Isn't the downside of FEC encoded packets increased latency? Instead of sending each packet immediately, don't you need to accumulate n packets to encode as a group? Or does the math allow incremental encoding? Simple parity is incremental, but the FEC on DSL lines always added 40ms of latency.

[AnthonyMouse]

>Instead of sending each packet immediately, don't you need to accumulate n packets to encode as a group?

The way coding works is that you divide data in to n data packets and then calculate c coding packets, and then you can lose any c out of (n+c) packets and still reconstruct the data. You need to see all the data packets in a group before you can finish calculating any of the coding packets, but nothing stops you from sending the data packets immediately.

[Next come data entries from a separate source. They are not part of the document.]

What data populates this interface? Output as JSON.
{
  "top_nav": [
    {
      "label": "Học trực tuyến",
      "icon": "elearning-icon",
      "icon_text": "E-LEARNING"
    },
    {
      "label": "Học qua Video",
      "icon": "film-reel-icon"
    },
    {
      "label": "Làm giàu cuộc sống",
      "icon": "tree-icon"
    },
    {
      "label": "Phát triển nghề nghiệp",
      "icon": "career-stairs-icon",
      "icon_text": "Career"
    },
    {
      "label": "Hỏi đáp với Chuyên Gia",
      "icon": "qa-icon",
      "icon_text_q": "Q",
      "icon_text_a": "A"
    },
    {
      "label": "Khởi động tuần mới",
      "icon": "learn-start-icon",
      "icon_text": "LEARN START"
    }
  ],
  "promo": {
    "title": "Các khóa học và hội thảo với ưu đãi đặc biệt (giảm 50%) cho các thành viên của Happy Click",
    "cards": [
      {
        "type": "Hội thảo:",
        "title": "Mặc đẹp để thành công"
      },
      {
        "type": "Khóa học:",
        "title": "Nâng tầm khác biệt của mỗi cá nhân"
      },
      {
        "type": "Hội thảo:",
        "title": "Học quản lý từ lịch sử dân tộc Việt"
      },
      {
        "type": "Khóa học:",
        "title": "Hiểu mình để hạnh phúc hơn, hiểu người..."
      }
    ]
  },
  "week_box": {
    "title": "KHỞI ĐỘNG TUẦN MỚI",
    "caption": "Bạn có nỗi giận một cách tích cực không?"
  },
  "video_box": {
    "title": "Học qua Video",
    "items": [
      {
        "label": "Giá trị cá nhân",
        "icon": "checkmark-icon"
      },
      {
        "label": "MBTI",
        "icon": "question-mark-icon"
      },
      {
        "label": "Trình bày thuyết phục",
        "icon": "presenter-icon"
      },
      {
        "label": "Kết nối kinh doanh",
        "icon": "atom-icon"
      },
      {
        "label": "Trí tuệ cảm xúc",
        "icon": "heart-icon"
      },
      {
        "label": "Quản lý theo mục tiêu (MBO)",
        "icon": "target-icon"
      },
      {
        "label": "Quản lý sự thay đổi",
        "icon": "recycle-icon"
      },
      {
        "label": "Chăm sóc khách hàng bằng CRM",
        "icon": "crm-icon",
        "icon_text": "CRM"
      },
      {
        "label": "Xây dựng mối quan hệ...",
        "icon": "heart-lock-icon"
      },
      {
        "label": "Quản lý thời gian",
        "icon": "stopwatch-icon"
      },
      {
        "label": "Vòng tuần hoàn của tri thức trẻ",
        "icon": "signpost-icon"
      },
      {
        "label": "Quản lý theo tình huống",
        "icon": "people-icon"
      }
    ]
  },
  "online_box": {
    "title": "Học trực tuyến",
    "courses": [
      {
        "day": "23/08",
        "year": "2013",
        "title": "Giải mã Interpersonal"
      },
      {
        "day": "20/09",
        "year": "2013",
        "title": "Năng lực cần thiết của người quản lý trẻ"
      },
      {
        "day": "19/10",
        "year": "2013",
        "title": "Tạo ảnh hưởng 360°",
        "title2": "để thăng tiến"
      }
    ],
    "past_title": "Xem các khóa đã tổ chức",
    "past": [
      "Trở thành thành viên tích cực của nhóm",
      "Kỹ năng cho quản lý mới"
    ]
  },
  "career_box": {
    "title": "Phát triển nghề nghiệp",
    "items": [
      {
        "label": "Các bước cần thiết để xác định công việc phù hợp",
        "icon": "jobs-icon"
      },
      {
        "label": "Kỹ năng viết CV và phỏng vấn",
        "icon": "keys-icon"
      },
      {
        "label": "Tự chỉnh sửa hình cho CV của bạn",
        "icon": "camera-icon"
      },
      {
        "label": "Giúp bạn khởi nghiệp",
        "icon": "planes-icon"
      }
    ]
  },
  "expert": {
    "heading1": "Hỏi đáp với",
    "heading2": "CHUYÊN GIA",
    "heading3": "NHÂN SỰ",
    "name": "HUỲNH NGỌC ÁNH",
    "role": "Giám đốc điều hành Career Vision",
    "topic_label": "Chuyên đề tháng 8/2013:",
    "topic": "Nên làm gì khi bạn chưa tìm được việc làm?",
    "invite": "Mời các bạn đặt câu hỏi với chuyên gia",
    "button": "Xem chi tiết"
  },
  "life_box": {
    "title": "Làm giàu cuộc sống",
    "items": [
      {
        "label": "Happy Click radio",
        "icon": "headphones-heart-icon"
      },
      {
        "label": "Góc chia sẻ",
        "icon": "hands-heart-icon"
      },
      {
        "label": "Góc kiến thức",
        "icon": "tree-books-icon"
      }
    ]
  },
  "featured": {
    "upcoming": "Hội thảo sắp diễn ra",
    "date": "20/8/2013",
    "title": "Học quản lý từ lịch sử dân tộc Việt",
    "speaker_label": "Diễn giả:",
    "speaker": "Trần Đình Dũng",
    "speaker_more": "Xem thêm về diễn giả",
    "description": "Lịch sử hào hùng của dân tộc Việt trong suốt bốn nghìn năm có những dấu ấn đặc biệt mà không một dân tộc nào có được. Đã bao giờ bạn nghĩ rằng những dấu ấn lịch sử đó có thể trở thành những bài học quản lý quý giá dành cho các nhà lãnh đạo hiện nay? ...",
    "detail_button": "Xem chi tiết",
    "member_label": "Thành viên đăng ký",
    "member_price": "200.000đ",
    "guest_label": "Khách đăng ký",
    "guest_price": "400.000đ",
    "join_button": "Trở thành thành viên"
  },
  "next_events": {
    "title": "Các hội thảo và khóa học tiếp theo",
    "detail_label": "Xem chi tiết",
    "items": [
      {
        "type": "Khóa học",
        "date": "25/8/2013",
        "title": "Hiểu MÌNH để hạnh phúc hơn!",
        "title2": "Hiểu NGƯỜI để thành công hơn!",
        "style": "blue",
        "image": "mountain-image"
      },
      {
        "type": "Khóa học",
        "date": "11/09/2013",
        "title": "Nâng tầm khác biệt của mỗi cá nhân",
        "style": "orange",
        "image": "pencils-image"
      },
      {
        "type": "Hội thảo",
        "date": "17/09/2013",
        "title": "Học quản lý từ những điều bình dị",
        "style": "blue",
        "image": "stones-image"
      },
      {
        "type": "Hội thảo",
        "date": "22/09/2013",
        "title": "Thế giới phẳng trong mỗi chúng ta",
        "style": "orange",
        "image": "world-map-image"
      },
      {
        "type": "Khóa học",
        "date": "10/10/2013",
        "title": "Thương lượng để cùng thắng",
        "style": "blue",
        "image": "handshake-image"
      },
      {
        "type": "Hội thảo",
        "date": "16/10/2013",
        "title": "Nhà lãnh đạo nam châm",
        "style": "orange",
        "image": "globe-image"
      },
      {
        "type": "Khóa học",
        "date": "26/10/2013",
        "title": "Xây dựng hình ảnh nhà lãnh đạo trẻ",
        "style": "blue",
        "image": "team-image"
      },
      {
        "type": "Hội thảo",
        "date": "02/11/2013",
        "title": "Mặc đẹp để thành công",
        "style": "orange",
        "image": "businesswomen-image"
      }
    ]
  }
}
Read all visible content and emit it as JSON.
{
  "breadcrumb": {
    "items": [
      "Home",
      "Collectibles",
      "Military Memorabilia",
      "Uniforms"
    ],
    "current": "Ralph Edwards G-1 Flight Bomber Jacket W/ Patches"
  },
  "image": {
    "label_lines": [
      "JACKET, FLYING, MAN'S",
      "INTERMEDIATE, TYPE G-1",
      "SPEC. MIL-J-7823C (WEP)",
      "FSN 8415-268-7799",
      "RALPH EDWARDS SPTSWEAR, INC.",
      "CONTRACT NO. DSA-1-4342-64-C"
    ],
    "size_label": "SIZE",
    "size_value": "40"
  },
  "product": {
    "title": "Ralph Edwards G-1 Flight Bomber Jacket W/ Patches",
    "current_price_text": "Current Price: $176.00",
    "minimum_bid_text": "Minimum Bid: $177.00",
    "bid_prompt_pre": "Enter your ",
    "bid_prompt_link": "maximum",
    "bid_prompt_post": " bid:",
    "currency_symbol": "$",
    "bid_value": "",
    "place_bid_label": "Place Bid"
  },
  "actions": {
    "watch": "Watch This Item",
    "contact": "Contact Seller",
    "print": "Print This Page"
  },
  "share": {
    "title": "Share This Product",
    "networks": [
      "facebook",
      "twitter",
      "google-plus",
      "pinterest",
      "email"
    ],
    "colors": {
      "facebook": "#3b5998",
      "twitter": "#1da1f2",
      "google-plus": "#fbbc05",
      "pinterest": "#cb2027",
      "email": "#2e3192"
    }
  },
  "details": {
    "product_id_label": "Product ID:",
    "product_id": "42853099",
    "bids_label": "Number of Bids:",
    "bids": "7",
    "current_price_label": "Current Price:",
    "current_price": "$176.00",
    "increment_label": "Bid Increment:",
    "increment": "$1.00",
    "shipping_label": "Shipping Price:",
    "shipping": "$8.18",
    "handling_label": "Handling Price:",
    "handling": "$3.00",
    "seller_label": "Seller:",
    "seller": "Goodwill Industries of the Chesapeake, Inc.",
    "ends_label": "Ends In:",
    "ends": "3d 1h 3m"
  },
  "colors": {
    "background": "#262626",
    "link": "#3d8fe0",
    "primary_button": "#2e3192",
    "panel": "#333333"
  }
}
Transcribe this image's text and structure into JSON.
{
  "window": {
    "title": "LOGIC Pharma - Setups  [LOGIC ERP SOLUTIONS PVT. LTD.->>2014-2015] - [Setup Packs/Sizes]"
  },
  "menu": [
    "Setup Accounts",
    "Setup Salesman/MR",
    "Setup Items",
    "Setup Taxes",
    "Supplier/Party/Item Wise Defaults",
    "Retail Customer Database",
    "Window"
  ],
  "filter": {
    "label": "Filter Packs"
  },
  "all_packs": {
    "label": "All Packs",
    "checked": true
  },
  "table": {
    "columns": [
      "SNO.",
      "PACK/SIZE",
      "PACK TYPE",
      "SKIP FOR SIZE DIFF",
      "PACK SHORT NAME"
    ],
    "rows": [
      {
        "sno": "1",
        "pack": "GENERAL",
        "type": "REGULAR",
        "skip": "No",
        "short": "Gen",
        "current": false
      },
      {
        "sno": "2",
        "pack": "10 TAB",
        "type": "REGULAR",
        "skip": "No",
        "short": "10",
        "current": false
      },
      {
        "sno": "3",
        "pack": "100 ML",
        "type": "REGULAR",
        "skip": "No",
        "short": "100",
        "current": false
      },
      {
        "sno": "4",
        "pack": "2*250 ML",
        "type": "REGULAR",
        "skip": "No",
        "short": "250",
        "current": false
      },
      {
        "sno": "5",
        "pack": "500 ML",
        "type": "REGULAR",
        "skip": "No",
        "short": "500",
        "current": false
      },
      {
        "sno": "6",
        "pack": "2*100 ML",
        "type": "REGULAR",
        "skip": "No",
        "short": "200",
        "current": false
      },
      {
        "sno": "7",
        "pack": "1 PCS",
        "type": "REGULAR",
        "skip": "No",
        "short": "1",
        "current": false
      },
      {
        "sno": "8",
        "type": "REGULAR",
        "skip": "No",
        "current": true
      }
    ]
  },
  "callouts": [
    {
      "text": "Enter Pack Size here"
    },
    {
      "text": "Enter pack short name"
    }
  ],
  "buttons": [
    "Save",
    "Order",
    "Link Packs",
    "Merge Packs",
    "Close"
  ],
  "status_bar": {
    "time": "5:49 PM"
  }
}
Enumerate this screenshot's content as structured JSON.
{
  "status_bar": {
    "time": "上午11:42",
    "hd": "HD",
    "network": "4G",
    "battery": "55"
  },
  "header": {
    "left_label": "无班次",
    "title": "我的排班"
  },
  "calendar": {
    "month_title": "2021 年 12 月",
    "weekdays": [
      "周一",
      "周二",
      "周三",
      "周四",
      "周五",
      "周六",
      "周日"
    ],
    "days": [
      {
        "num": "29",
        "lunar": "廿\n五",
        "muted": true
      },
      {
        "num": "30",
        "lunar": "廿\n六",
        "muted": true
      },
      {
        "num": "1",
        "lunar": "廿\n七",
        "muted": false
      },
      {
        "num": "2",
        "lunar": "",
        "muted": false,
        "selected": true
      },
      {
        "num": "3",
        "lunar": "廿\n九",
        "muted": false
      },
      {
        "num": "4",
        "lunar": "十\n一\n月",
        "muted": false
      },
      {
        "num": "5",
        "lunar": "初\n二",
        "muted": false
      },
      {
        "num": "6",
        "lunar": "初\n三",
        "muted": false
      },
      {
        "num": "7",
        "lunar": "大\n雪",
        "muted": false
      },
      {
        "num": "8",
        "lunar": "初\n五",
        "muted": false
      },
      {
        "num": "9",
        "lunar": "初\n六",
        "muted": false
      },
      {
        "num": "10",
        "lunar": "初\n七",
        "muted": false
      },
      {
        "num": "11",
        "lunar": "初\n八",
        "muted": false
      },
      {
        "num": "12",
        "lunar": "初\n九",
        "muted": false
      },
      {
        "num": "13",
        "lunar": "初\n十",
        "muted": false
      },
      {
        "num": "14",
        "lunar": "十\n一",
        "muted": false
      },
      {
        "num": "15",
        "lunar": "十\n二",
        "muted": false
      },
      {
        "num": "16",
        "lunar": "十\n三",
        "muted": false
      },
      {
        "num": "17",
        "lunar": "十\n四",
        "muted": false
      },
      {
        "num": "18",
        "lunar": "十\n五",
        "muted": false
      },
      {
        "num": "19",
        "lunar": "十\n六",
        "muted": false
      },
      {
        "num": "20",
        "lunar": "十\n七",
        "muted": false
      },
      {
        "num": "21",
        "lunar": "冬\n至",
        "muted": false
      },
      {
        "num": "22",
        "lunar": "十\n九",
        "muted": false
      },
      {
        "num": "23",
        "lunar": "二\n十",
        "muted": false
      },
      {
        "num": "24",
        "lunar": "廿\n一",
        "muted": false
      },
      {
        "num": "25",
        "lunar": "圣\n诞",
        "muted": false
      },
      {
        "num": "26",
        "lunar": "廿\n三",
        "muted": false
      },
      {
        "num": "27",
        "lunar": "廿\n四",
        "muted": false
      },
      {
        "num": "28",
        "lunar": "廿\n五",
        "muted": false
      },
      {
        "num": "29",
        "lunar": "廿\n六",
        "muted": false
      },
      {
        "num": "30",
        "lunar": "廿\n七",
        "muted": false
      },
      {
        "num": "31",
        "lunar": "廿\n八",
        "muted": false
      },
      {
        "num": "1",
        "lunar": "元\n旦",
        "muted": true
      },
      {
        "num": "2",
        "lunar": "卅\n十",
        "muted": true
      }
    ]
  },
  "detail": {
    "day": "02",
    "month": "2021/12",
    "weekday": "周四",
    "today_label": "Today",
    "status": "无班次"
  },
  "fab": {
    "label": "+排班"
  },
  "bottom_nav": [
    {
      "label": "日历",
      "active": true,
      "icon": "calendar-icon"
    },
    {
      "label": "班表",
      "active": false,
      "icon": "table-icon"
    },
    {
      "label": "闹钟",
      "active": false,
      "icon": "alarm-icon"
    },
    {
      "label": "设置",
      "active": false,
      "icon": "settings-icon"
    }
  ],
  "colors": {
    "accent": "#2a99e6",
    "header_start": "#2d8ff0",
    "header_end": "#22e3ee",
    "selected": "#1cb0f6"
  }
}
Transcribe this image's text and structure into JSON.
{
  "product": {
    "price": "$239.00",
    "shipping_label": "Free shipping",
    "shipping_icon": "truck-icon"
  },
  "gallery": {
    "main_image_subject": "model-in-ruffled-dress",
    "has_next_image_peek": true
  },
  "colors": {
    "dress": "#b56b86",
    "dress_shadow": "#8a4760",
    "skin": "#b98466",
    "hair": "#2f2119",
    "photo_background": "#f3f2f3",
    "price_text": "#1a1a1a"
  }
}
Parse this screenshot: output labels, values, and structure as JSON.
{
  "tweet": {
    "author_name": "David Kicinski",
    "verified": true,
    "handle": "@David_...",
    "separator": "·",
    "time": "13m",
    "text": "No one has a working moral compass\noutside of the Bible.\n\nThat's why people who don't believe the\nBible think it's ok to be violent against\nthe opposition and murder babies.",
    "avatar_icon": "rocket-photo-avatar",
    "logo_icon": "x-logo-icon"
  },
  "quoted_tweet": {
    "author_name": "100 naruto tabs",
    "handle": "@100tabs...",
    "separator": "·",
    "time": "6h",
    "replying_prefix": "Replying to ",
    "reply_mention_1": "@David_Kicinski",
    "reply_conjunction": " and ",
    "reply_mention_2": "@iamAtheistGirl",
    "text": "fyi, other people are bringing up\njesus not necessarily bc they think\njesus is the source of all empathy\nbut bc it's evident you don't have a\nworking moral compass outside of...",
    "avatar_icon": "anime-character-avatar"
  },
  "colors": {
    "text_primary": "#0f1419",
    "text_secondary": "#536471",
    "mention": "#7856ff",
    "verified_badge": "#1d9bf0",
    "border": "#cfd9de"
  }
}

On the other hand, non-hardware-based error correction that allows for recovery from a large amount of data loss is relatively processor intensive, and the processors in a lot of network equipment are very slow. So you can easily see an increase in latency, not because the packets take longer to send, but because the processor in the network equipment is too busy calculating error correction to timely forward your packets.

[spydum]

Yes, I distinctly recall enabling FEC on poorly performing ADSL links when packet loss was an issue for some ISP customers. It would almost always bump the end point rtt from 8ms to about 30-40ms.

[loeg]

40ms extra latency on wifi is nothing compared to packet loss.

[codex]

Really? My wifi RTT to the metropolitan core is 15 ms, and over LTE it is 47 ms. Not a worthwhile tradeoff at 40 ms unconditional additional RTT delay.

I imagine the higher latency was used to offset lower bandwidth due to FEC encoding loss, by amortizing it over more bits.